OU, OSU: No Medical Marijuana On Campus
The two largest state universities will not allow the consumption, possession or smoking of medical marijuana on campus, according to a news release.
The University of Oklahoma and Oklahoma State University issued a joint news release and said the two universities must comply with federal law.
Both universities receive federal funds and are legally bound to comply with the Federal Drug-Free Schools and Communities Act, the Federal Drug-Free Workplace Act and the Federal Controlled Substances Act.
Despite the passage of State Question 788, OU and OSU said they adopt and adhere to the policies prohibiting the use, possession, distribution or cultivation on campus and at events authorized or supervised by the universities.
"Even with the evolving state law permitting marijuana use for medical reasons, it is important for students and employees to know they cannot consume, smoke or possess marijuana on campus even though they might have a card or prescription permitting them to do so," according to the news release.

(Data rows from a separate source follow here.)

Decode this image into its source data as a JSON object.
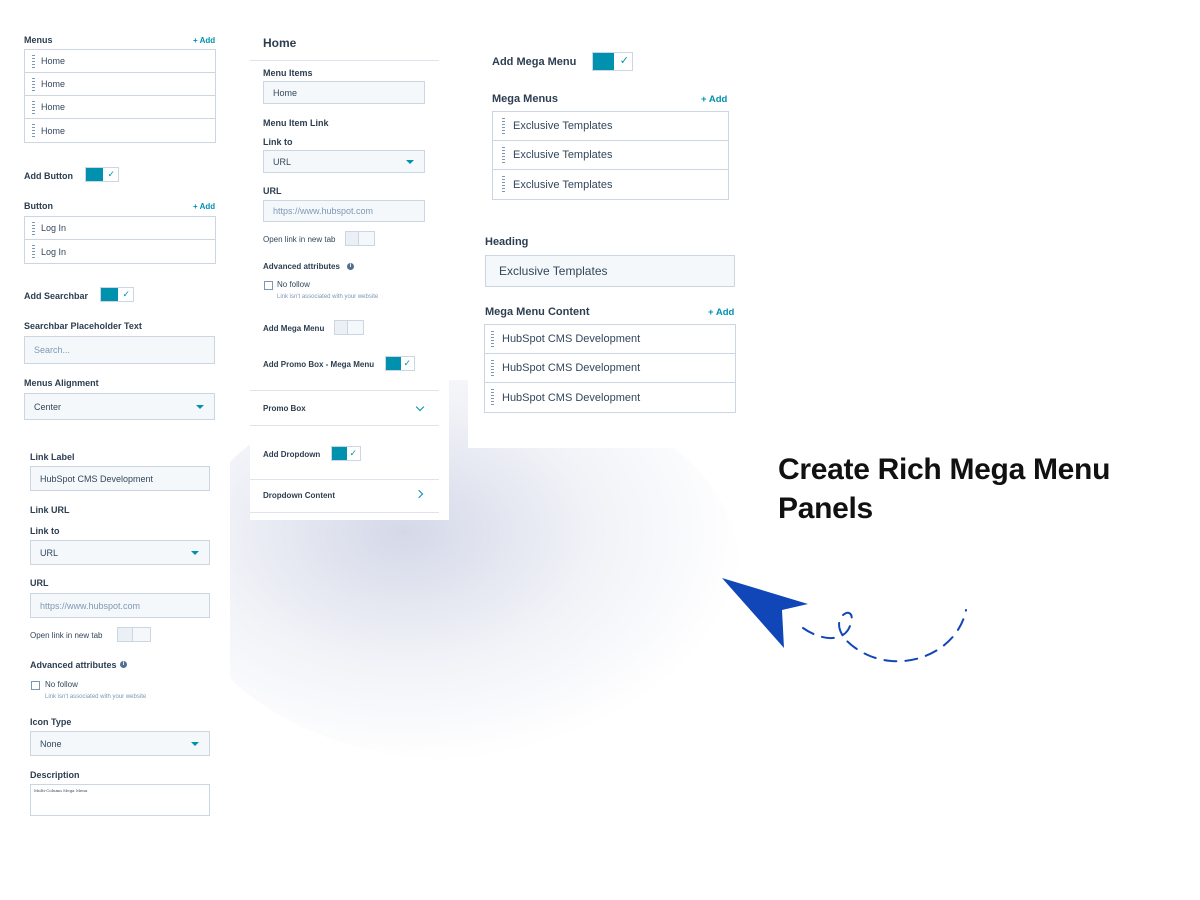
{
  "headline": {
    "line1": "Create Rich Mega Menu",
    "line2": "Panels"
  },
  "left_panel": {
    "menus_label": "Menus",
    "add_label": "+ Add",
    "menu_items": [
      "Home",
      "Home",
      "Home",
      "Home"
    ],
    "add_button_label": "Add Button",
    "button_label": "Button",
    "button_add_label": "+ Add",
    "button_items": [
      "Log In",
      "Log In"
    ],
    "add_searchbar_label": "Add Searchbar",
    "searchbar_placeholder_label": "Searchbar Placeholder Text",
    "searchbar_placeholder_value": "Search...",
    "menus_alignment_label": "Menus Alignment",
    "menus_alignment_value": "Center"
  },
  "bottom_left_panel": {
    "link_label_label": "Link Label",
    "link_label_value": "HubSpot CMS Development",
    "link_url_label": "Link URL",
    "link_to_label": "Link to",
    "link_to_value": "URL",
    "url_label": "URL",
    "url_value": "https://www.hubspot.com",
    "open_new_tab_label": "Open link in new tab",
    "advanced_attributes_label": "Advanced attributes",
    "info_glyph": "i",
    "no_follow_label": "No follow",
    "no_follow_hint": "Link isn't associated with your website",
    "icon_type_label": "Icon Type",
    "icon_type_value": "None",
    "description_label": "Description",
    "description_value": "Multi-Column Mega Menu"
  },
  "middle_panel": {
    "title": "Home",
    "menu_items_label": "Menu Items",
    "menu_items_value": "Home",
    "menu_item_link_label": "Menu Item Link",
    "link_to_label": "Link to",
    "link_to_value": "URL",
    "url_label": "URL",
    "url_value": "https://www.hubspot.com",
    "open_new_tab_label": "Open link in new tab",
    "advanced_attributes_label": "Advanced attributes",
    "info_glyph": "i",
    "no_follow_label": "No follow",
    "no_follow_hint": "Link isn't associated with your website",
    "add_mega_menu_label": "Add Mega Menu",
    "add_promo_box_label": "Add Promo Box - Mega Menu",
    "promo_box_label": "Promo Box",
    "add_dropdown_label": "Add Dropdown",
    "dropdown_content_label": "Dropdown Content"
  },
  "right_top_panel": {
    "add_mega_menu_label": "Add Mega Menu",
    "mega_menus_label": "Mega Menus",
    "add_label": "+ Add",
    "mega_menu_items": [
      "Exclusive Templates",
      "Exclusive Templates",
      "Exclusive Templates"
    ]
  },
  "right_bottom_panel": {
    "heading_label": "Heading",
    "heading_value": "Exclusive Templates",
    "mega_menu_content_label": "Mega Menu Content",
    "add_label": "+ Add",
    "content_items": [
      "HubSpot CMS Development",
      "HubSpot CMS Development",
      "HubSpot CMS Development"
    ]
  },
  "toggles": {
    "check_glyph": "✓"
  },
  "colors": {
    "accent": "#0091ae",
    "arrow": "#1146b8",
    "text": "#33475b",
    "border": "#cbd6e2"
  }
}
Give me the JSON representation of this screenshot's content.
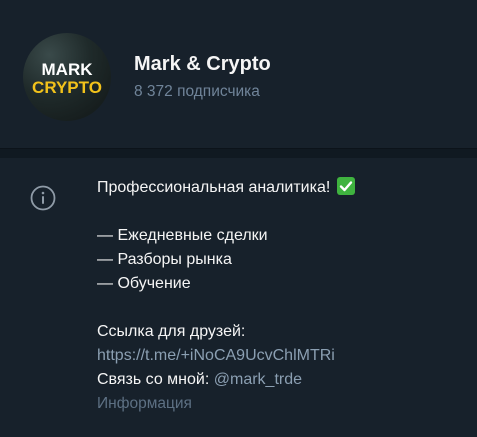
{
  "channel": {
    "name": "Mark & Crypto",
    "subscribers": "8 372 подписчика",
    "avatar": {
      "line1": "MARK",
      "line2": "CRYPTO"
    }
  },
  "info": {
    "icon": "info-icon",
    "headline": "Профессиональная аналитика!",
    "headline_emoji": "check-mark-button-icon",
    "items": [
      "— Ежедневные сделки",
      "— Разборы рынка",
      "— Обучение"
    ],
    "friends_label": "Ссылка для друзей:",
    "friends_link": "https://t.me/+iNoCA9UcvChlMTRi",
    "contact_label": "Связь со мной: ",
    "contact_handle": "@mark_trde",
    "caption": "Информация"
  },
  "colors": {
    "background": "#17212b",
    "divider": "#101921",
    "primary_text": "#f5f5f5",
    "secondary_text": "#708499",
    "link_text": "#8b9fb2",
    "caption_text": "#5d7083",
    "avatar_yellow": "#f2c21b",
    "check_green": "#3fb33f"
  }
}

The ruling is in line with the vast majority of other federally-funded universities in states that have legalized medical marijuana.
Some students agree with the schools, pointing out the effects of the drug on the brain of someone trying to learn.

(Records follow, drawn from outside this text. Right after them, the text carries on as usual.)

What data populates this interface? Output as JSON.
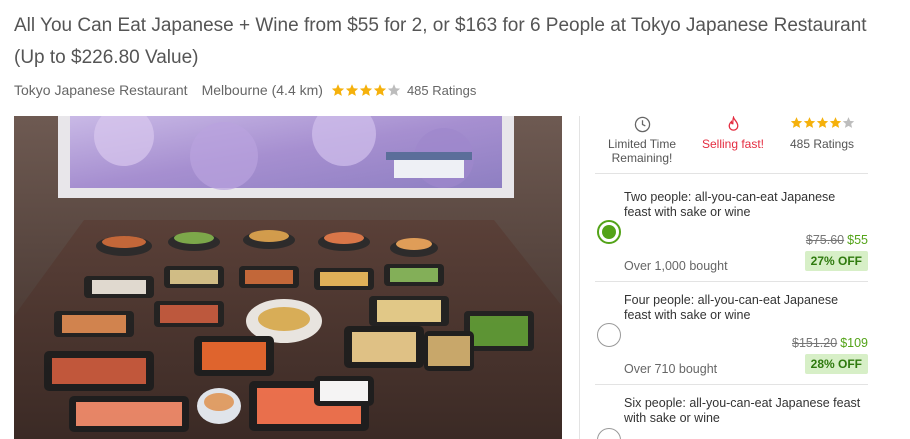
{
  "deal": {
    "title": "All You Can Eat Japanese + Wine from $55 for 2, or $163 for 6 People at Tokyo Japanese Restaurant (Up to $226.80 Value)",
    "merchant": "Tokyo Japanese Restaurant",
    "location": "Melbourne (4.4 km)",
    "rating_stars": 4,
    "ratings_text": "485 Ratings"
  },
  "badges": {
    "time": "Limited Time Remaining!",
    "selling": "Selling fast!",
    "ratings": "485 Ratings"
  },
  "options": [
    {
      "title": "Two people: all-you-can-eat Japanese feast with sake or wine",
      "was": "$75.60",
      "now": "$55",
      "bought": "Over 1,000 bought",
      "discount": "27% OFF",
      "selected": true
    },
    {
      "title": "Four people: all-you-can-eat Japanese feast with sake or wine",
      "was": "$151.20",
      "now": "$109",
      "bought": "Over 710 bought",
      "discount": "28% OFF",
      "selected": false
    },
    {
      "title": "Six people: all-you-can-eat Japanese feast with sake or wine",
      "selected": false
    }
  ],
  "colors": {
    "accent": "#53a318",
    "star": "#f5b10c",
    "selling": "#e42c40",
    "discount_bg": "#d7efc7"
  }
}
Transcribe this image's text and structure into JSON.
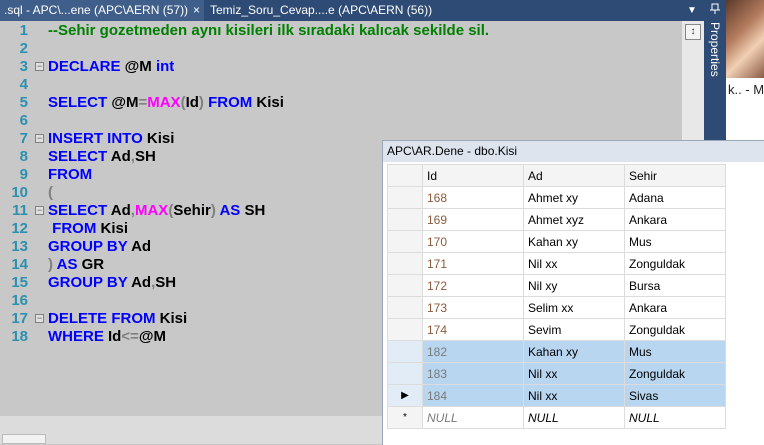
{
  "tabs": [
    {
      "label": ".sql - APC\\...ene (APC\\AERN (57))",
      "close": "×",
      "active": true
    },
    {
      "label": "Temiz_Soru_Cevap....e (APC\\AERN (56))",
      "active": false
    }
  ],
  "tab_dropdown": "▼",
  "properties_label": "Properties",
  "photo_caption": "k.. - M",
  "editor": {
    "lines": [
      {
        "n": "1",
        "fold": "",
        "segments": [
          {
            "c": "cm",
            "t": "--Sehir gozetmeden aynı kisileri ilk sıradaki kalıcak sekilde sil."
          }
        ]
      },
      {
        "n": "2",
        "fold": "",
        "segments": []
      },
      {
        "n": "3",
        "fold": "−",
        "segments": [
          {
            "c": "kw",
            "t": "DECLARE "
          },
          {
            "c": "tx",
            "t": "@M "
          },
          {
            "c": "kw",
            "t": "int"
          }
        ]
      },
      {
        "n": "4",
        "fold": "",
        "segments": []
      },
      {
        "n": "5",
        "fold": "",
        "segments": [
          {
            "c": "kw",
            "t": "SELECT "
          },
          {
            "c": "tx",
            "t": "@M"
          },
          {
            "c": "op",
            "t": "="
          },
          {
            "c": "fn",
            "t": "MAX"
          },
          {
            "c": "op",
            "t": "("
          },
          {
            "c": "tx",
            "t": "Id"
          },
          {
            "c": "op",
            "t": ") "
          },
          {
            "c": "kw",
            "t": "FROM "
          },
          {
            "c": "tx",
            "t": "Kisi"
          }
        ]
      },
      {
        "n": "6",
        "fold": "",
        "segments": []
      },
      {
        "n": "7",
        "fold": "−",
        "segments": [
          {
            "c": "kw",
            "t": "INSERT INTO "
          },
          {
            "c": "tx",
            "t": "Kisi"
          }
        ]
      },
      {
        "n": "8",
        "fold": "",
        "segments": [
          {
            "c": "kw",
            "t": "SELECT "
          },
          {
            "c": "tx",
            "t": "Ad"
          },
          {
            "c": "op",
            "t": ","
          },
          {
            "c": "tx",
            "t": "SH"
          }
        ]
      },
      {
        "n": "9",
        "fold": "",
        "segments": [
          {
            "c": "kw",
            "t": "FROM"
          }
        ]
      },
      {
        "n": "10",
        "fold": "",
        "segments": [
          {
            "c": "op",
            "t": "("
          }
        ]
      },
      {
        "n": "11",
        "fold": "−",
        "segments": [
          {
            "c": "kw",
            "t": "SELECT "
          },
          {
            "c": "tx",
            "t": "Ad"
          },
          {
            "c": "op",
            "t": ","
          },
          {
            "c": "fn",
            "t": "MAX"
          },
          {
            "c": "op",
            "t": "("
          },
          {
            "c": "tx",
            "t": "Sehir"
          },
          {
            "c": "op",
            "t": ") "
          },
          {
            "c": "kw",
            "t": "AS "
          },
          {
            "c": "tx",
            "t": "SH"
          }
        ]
      },
      {
        "n": "12",
        "fold": "",
        "segments": [
          {
            "c": "kw",
            "t": " FROM "
          },
          {
            "c": "tx",
            "t": "Kisi"
          }
        ]
      },
      {
        "n": "13",
        "fold": "",
        "segments": [
          {
            "c": "kw",
            "t": "GROUP BY "
          },
          {
            "c": "tx",
            "t": "Ad"
          }
        ]
      },
      {
        "n": "14",
        "fold": "",
        "segments": [
          {
            "c": "op",
            "t": ") "
          },
          {
            "c": "kw",
            "t": "AS "
          },
          {
            "c": "tx",
            "t": "GR"
          }
        ]
      },
      {
        "n": "15",
        "fold": "",
        "segments": [
          {
            "c": "kw",
            "t": "GROUP BY "
          },
          {
            "c": "tx",
            "t": "Ad"
          },
          {
            "c": "op",
            "t": ","
          },
          {
            "c": "tx",
            "t": "SH"
          }
        ]
      },
      {
        "n": "16",
        "fold": "",
        "segments": []
      },
      {
        "n": "17",
        "fold": "−",
        "segments": [
          {
            "c": "kw",
            "t": "DELETE FROM "
          },
          {
            "c": "tx",
            "t": "Kisi"
          }
        ]
      },
      {
        "n": "18",
        "fold": "",
        "segments": [
          {
            "c": "kw",
            "t": "WHERE "
          },
          {
            "c": "tx",
            "t": "Id"
          },
          {
            "c": "op",
            "t": "<="
          },
          {
            "c": "tx",
            "t": "@M"
          }
        ]
      }
    ]
  },
  "splitter_glyph": "↕",
  "grid": {
    "title": "APC\\AR.Dene - dbo.Kisi",
    "columns": [
      "Id",
      "Ad",
      "Sehir"
    ],
    "rows": [
      {
        "marker": "",
        "id": "168",
        "ad": "Ahmet xy",
        "sehir": "Adana",
        "selected": false
      },
      {
        "marker": "",
        "id": "169",
        "ad": "Ahmet xyz",
        "sehir": "Ankara",
        "selected": false
      },
      {
        "marker": "",
        "id": "170",
        "ad": "Kahan xy",
        "sehir": "Mus",
        "selected": false
      },
      {
        "marker": "",
        "id": "171",
        "ad": "Nil xx",
        "sehir": "Zonguldak",
        "selected": false
      },
      {
        "marker": "",
        "id": "172",
        "ad": "Nil xy",
        "sehir": "Bursa",
        "selected": false
      },
      {
        "marker": "",
        "id": "173",
        "ad": "Selim xx",
        "sehir": "Ankara",
        "selected": false
      },
      {
        "marker": "",
        "id": "174",
        "ad": "Sevim",
        "sehir": "Zonguldak",
        "selected": false
      },
      {
        "marker": "",
        "id": "182",
        "ad": "Kahan xy",
        "sehir": "Mus",
        "selected": true
      },
      {
        "marker": "",
        "id": "183",
        "ad": "Nil xx",
        "sehir": "Zonguldak",
        "selected": true
      },
      {
        "marker": "▶",
        "id": "184",
        "ad": "Nil xx",
        "sehir": "Sivas",
        "selected": true
      },
      {
        "marker": "*",
        "id": "NULL",
        "ad": "NULL",
        "sehir": "NULL",
        "selected": false,
        "new_row": true
      }
    ]
  },
  "colors": {
    "keyword": "#0000ff",
    "function": "#ff00ff",
    "comment": "#008000",
    "line_number": "#2b91af",
    "tab_bar": "#2d4b74",
    "selection": "#b8d6f0"
  }
}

OU grad student Vivek says, “I don’t think it is necessary in the campus, because campus is a place where people come to educate and live a happier life, no go off the control limits and just have parties all day.”
Others point to the fact that the campus prohibits tobacco and alcohol already, but feel that a doctor's orders for an ailment are a different matter.
“There’s non-smokable forms of marijuana that, worst comes to worst, you can just bring that into your room and just face consequences if you get caught,” says OU law student Mark Preslar.
Supporters of the schools' decision suggest students do not try their luck. “Even if they are taking marijuana or still want to take marijuana, go to a hideout somewhere and take it,” says Vivek.
Preslar adds, “I see where the university is coming from even if I don’t agree with it.”